Series: Destiny (#3)
Publisher: Pocket Books
Genre: Space Opera
Publication Date: 2008
The Federation’s darkest hour is at hand. Thousnads of Borg cubes rampage through the Alpha Quadrant, obliterating all in their path. Only a valiant few stand in their way, and the key to the future may lie in the depths of the past . . .
Let’s talk about the Borg. Of all the villains introduced during The Next Generation, they have left the biggest impression on the franchise. The Klingons and Romulans from The Original Series will always be favourites of both fans and writers, and both TNG and Deep Space Nine did great work with the Cardassians (and of course we cannot forget the latter’s Dominion when it comes to great threats to the Federation) but the Borg are a threat like no other. From their introduction in ‘Q Who?’ to Picard’s final on-screen battle in First Contact, their legacy looms large. When Voyager needed a serious threat, where else would they turn but to the Borg? TNG guest character Hugh was a logical choice to bring back for Picard, and even Enterprise got in on the action. But as large as the Borg’s legacy may be in our universe, in the Trek canon their shadow looms like no other. With Lost Souls, Davd Mack pulls of the impossible, and gives the Borg both a satisfying ending, and an unforgettable origin story.
In this book we see a group of Columbia‘s MACOs flung six thousand years into the past. Trapped with a Caeliar group equally determined to survive at any cost, they become the Borg. Sometimes, tying everything back to the human race is a fault of science fiction, but in this dark and twisted story, it works. It really, really works.

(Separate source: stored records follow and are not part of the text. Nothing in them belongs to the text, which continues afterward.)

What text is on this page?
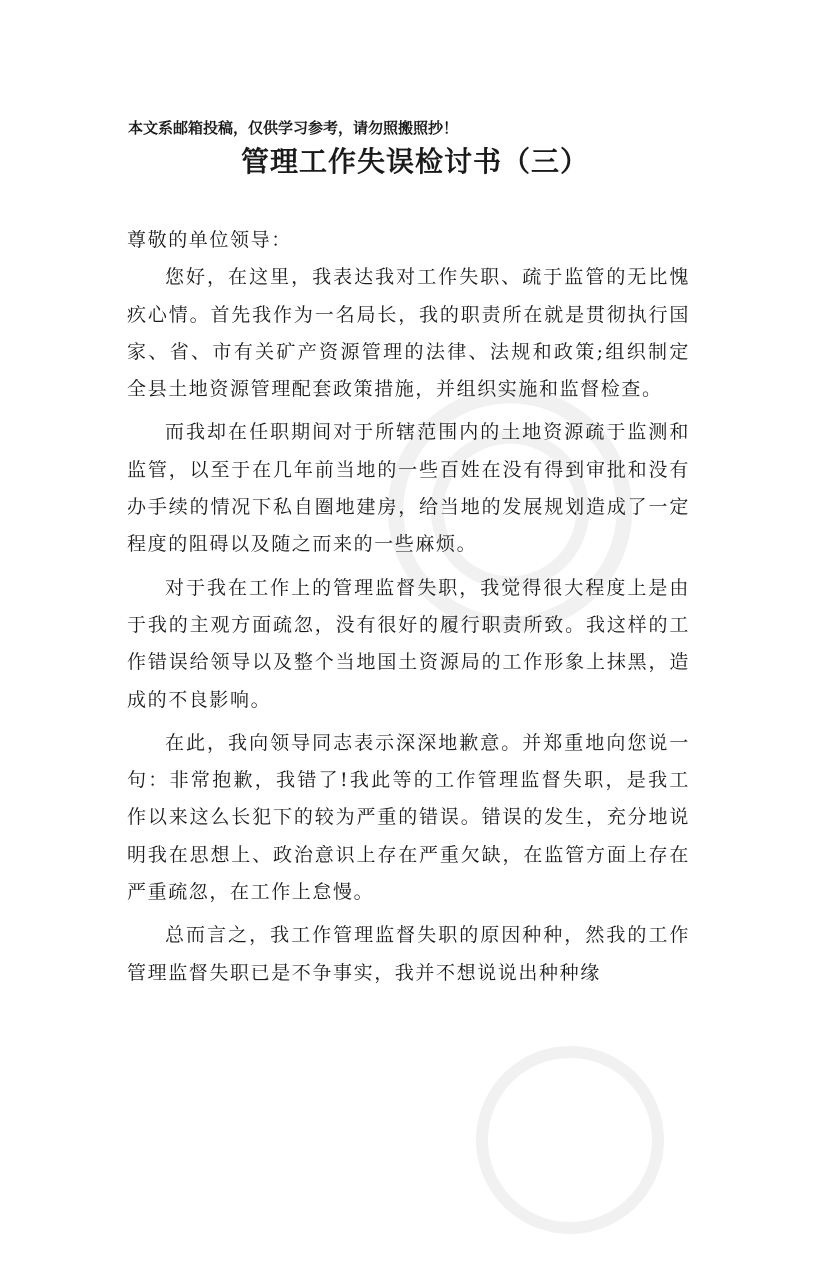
本文系邮箱投稿，仅供学习参考，请勿照搬照抄！
管理工作失误检讨书（三）

尊敬的单位领导：

您好，在这里，我表达我对工作失职、疏于监管的无比愧疚心情。首先我作为一名局长，我的职责所在就是贯彻执行国家、省、市有关矿产资源管理的法律、法规和政策;组织制定全县土地资源管理配套政策措施，并组织实施和监督检查。

而我却在任职期间对于所辖范围内的土地资源疏于监测和监管，以至于在几年前当地的一些百姓在没有得到审批和没有办手续的情况下私自圈地建房，给当地的发展规划造成了一定程度的阻碍以及随之而来的一些麻烦。

对于我在工作上的管理监督失职，我觉得很大程度上是由于我的主观方面疏忽，没有很好的履行职责所致。我这样的工作错误给领导以及整个当地国土资源局的工作形象上抹黑，造成的不良影响。

在此，我向领导同志表示深深地歉意。并郑重地向您说一句：非常抱歉，我错了!我此等的工作管理监督失职，是我工作以来这么长犯下的较为严重的错误。错误的发生，充分地说明我在思想上、政治意识上存在严重欠缺，在监管方面上存在严重疏忽，在工作上怠慢。

总而言之，我工作管理监督失职的原因种种，然我的工作管理监督失职已是不争事实，我并不想说说出种种缘
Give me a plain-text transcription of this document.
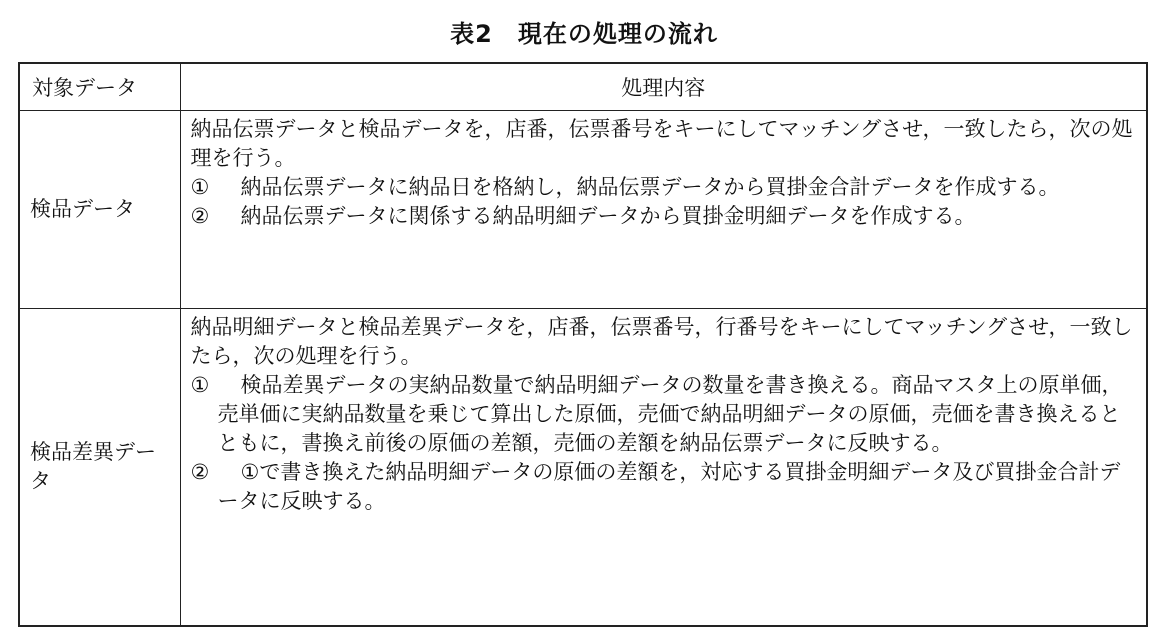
表2　現在の処理の流れ
対象データ	処理内容
検品データ	納品伝票データと検品データを，店番，伝票番号をキーにしてマッチングさせ，一致したら，次の処理を行う。

① 納品伝票データに納品日を格納し，納品伝票データから買掛金合計データを作成する。

② 納品伝票データに関係する納品明細データから買掛金明細データを作成する。

検品差異データ	納品明細データと検品差異データを，店番，伝票番号，行番号をキーにしてマッチングさせ，一致したら，次の処理を行う。

① 検品差異データの実納品数量で納品明細データの数量を書き換える。商品マスタ上の原単価，売単価に実納品数量を乗じて算出した原価，売価で納品明細データの原価，売価を書き換えるとともに，書換え前後の原価の差額，売価の差額を納品伝票データに反映する。

② ①で書き換えた納品明細データの原価の差額を，対応する買掛金明細データ及び買掛金合計データに反映する。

Human stubbornness couples with the raw hunger of the Caleiar gives birth to a monster that will haunt the Galaxy for over six thousand years. With their insistence on assimilating all else, the Borg form a dark mirror to the welcoming Federation. I sometimes forget that it is because of Q that Picard first meets the Borg, but looking back now it makes perfect sense. Q’s role in TNG is to put humanity on trial, arguing that our worst instincts will overwhelm us. And if you are looking for those instincts, we need only point to the Borg and say: ‘There it sits.’
And as for that ending to the Borg? Well, the Caeliar are involved there too, because what is fiction without a full circle. The Caeliar have been presented as a near-omnipotent species, isolationist and untrusting, often downright selfish. But the Borg are ultimately not defeated by weapons, or by brute force, but by an act of empathy on an unimaginable scale. If love overcoming hate isn’t one of the core themes of Star Trek, I don’t know what is.
Along the way, we see humanity at its worst (Picard ordering the use of a genocide weapon against the Borg) and at its best (Geordi steadfastly refusing to follow said orders). For all the space battles and the death toll in the billions, this is a book about empathy. About overcoming the darkness of the past to forge a better path ahead. There are a lot of character arcs to balance, and even at the end there are plenty of threads dangling, not least the power vacuum left in the wake of the devastation, but there will be time for that another day. For now, we can relax and breath easily. For the Federation, victory has been costly, but for us readers, the Destiny trilogy is an absolute triumph.